Description of input data

types: n, m, N = integers, r = float
requirements: m≥0, m≤n≤N, 0≤r≤100%
test analysis: n=500, m=100, N=123456, r=99%

Description of output data

case: Five different confidence intervals that can be claimed with the prescribed confidence level: realistic (tails cut-off), symmetric (+/- percentage with respect to expected value mN/n), optimistic/pessimistic (extremes of biased interpretations), and approximation with Gaussian distribution.
Mmin, Mmax: Lower and upper value of confidence interval according to the case.
pmin, pmax: Confidence interval in fractions of population size, i.e. values Mmin and Mmax divided by the population size N.
+/- perc.: Deviations of Mmin and Mmax values from the expected value mN/n in percents.

Examples

Opinion poll analysis
Imagine 700 people have been randomly chosen and asked about their preferences among the candidates A, B, and C. The candidate A gets 20% of the votes.

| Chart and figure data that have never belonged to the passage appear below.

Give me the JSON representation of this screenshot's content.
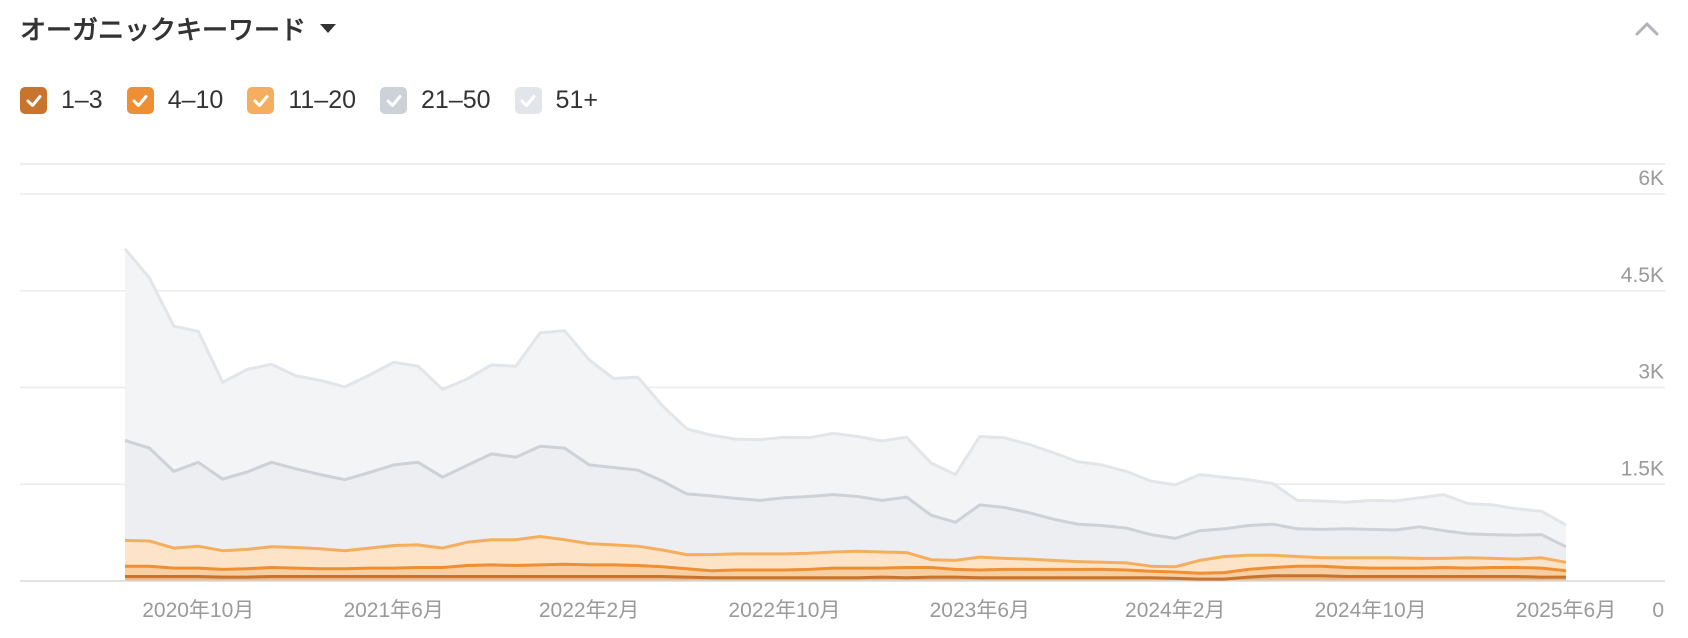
{
  "header": {
    "title": "オーガニックキーワード",
    "dropdown_icon": "caret-down-icon",
    "collapse_icon": "chevron-up-icon"
  },
  "legend": [
    {
      "label": "1–3",
      "color": "#c8732e",
      "checked": true
    },
    {
      "label": "4–10",
      "color": "#ee8f33",
      "checked": true
    },
    {
      "label": "11–20",
      "color": "#f5ae5e",
      "checked": true
    },
    {
      "label": "21–50",
      "color": "#cdd2d8",
      "checked": true
    },
    {
      "label": "51+",
      "color": "#e2e5e9",
      "checked": true
    }
  ],
  "chart_data": {
    "type": "area",
    "stacked": true,
    "x": [
      "2020-07",
      "2020-08",
      "2020-09",
      "2020-10",
      "2020-11",
      "2020-12",
      "2021-01",
      "2021-02",
      "2021-03",
      "2021-04",
      "2021-05",
      "2021-06",
      "2021-07",
      "2021-08",
      "2021-09",
      "2021-10",
      "2021-11",
      "2021-12",
      "2022-01",
      "2022-02",
      "2022-03",
      "2022-04",
      "2022-05",
      "2022-06",
      "2022-07",
      "2022-08",
      "2022-09",
      "2022-10",
      "2022-11",
      "2022-12",
      "2023-01",
      "2023-02",
      "2023-03",
      "2023-04",
      "2023-05",
      "2023-06",
      "2023-07",
      "2023-08",
      "2023-09",
      "2023-10",
      "2023-11",
      "2023-12",
      "2024-01",
      "2024-02",
      "2024-03",
      "2024-04",
      "2024-05",
      "2024-06",
      "2024-07",
      "2024-08",
      "2024-09",
      "2024-10",
      "2024-11",
      "2024-12",
      "2025-01",
      "2025-02",
      "2025-03",
      "2025-04",
      "2025-05",
      "2025-06"
    ],
    "x_tick_labels": [
      {
        "x": "2020-10",
        "label": "2020年10月"
      },
      {
        "x": "2021-06",
        "label": "2021年6月"
      },
      {
        "x": "2022-02",
        "label": "2022年2月"
      },
      {
        "x": "2022-10",
        "label": "2022年10月"
      },
      {
        "x": "2023-06",
        "label": "2023年6月"
      },
      {
        "x": "2024-02",
        "label": "2024年2月"
      },
      {
        "x": "2024-10",
        "label": "2024年10月"
      },
      {
        "x": "2025-06",
        "label": "2025年6月"
      }
    ],
    "y_ticks": [
      {
        "value": 0,
        "label": "0"
      },
      {
        "value": 1500,
        "label": "1.5K"
      },
      {
        "value": 3000,
        "label": "3K"
      },
      {
        "value": 4500,
        "label": "4.5K"
      },
      {
        "value": 6000,
        "label": "6K"
      }
    ],
    "ylim": [
      0,
      6000
    ],
    "y_axis_position": "right",
    "grid": true,
    "series_cumulative": [
      {
        "name": "1–3",
        "color": "#c8732e",
        "values": [
          70,
          70,
          70,
          70,
          60,
          60,
          70,
          70,
          70,
          70,
          70,
          70,
          70,
          70,
          70,
          70,
          70,
          70,
          70,
          70,
          70,
          70,
          70,
          60,
          50,
          50,
          50,
          50,
          50,
          50,
          50,
          60,
          50,
          60,
          60,
          50,
          50,
          50,
          50,
          50,
          50,
          50,
          50,
          40,
          30,
          30,
          60,
          80,
          80,
          80,
          70,
          70,
          70,
          70,
          70,
          70,
          70,
          70,
          60,
          60
        ]
      },
      {
        "name": "4–10",
        "color": "#ee8f33",
        "values": [
          230,
          230,
          200,
          200,
          180,
          190,
          210,
          200,
          190,
          190,
          200,
          200,
          210,
          210,
          240,
          250,
          240,
          250,
          260,
          250,
          250,
          240,
          220,
          190,
          160,
          170,
          170,
          170,
          180,
          200,
          200,
          200,
          210,
          210,
          180,
          170,
          180,
          180,
          180,
          180,
          180,
          170,
          150,
          140,
          120,
          130,
          180,
          210,
          230,
          230,
          210,
          200,
          200,
          200,
          210,
          200,
          210,
          210,
          200,
          160
        ]
      },
      {
        "name": "11–20",
        "color": "#f5ae5e",
        "values": [
          630,
          620,
          510,
          540,
          470,
          490,
          530,
          520,
          500,
          470,
          510,
          550,
          560,
          510,
          600,
          640,
          640,
          690,
          640,
          580,
          560,
          540,
          480,
          410,
          410,
          420,
          420,
          420,
          430,
          450,
          460,
          450,
          440,
          330,
          320,
          370,
          350,
          340,
          320,
          300,
          290,
          280,
          230,
          220,
          320,
          380,
          400,
          400,
          380,
          360,
          360,
          360,
          360,
          350,
          350,
          360,
          350,
          340,
          360,
          290
        ]
      },
      {
        "name": "21–50",
        "color": "#cdd2d8",
        "values": [
          2180,
          2060,
          1700,
          1840,
          1580,
          1690,
          1840,
          1740,
          1650,
          1570,
          1680,
          1800,
          1840,
          1610,
          1790,
          1970,
          1920,
          2090,
          2060,
          1800,
          1760,
          1720,
          1550,
          1350,
          1320,
          1280,
          1250,
          1290,
          1310,
          1340,
          1310,
          1250,
          1300,
          1020,
          910,
          1180,
          1140,
          1060,
          960,
          880,
          860,
          820,
          720,
          660,
          780,
          810,
          860,
          880,
          810,
          800,
          810,
          800,
          790,
          840,
          780,
          730,
          720,
          710,
          720,
          530
        ]
      },
      {
        "name": "51+",
        "color": "#e2e5e9",
        "values": [
          5150,
          4700,
          3950,
          3870,
          3080,
          3280,
          3360,
          3180,
          3110,
          3010,
          3190,
          3390,
          3330,
          2970,
          3130,
          3350,
          3330,
          3850,
          3880,
          3430,
          3140,
          3160,
          2720,
          2360,
          2260,
          2200,
          2190,
          2230,
          2220,
          2290,
          2240,
          2170,
          2230,
          1830,
          1650,
          2240,
          2220,
          2120,
          1990,
          1850,
          1800,
          1700,
          1550,
          1490,
          1650,
          1610,
          1570,
          1510,
          1250,
          1240,
          1220,
          1250,
          1240,
          1290,
          1340,
          1200,
          1180,
          1120,
          1080,
          870
        ]
      }
    ]
  }
}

What can we deduce from the poll results, if the population size is 1.6 million, and we want to be 99% sure? We feed the tool with the input data n=700, m=140, N=1600000, and r=99%. The output gives five cases. Let us consider the realistic case: there is 99% probability that candidate A has between 261744 and 386102 votes, which is between 16.36% and 24.13% of the total population. Deviations from the expected value of 20% are -3.64% and +4.13%.

Prevalence of a disease
Around Y2K an outbreak of mad cow disease occurs. The authorities in many countries want to know what portion of their animals is infected. Let us assume that in the population of 200000 animals they test a random sample of 3000, and find zero positive cases. The input data are n=3000, m=0, and N=200000, for confidence level we choose 95%. The authorities are interested in the pessimistic case of the results: the lowest estimation with 95% probability. From the output table we get Mmin=0 and Mmax=198, which means that not more than 198 animals are infected within the whole population.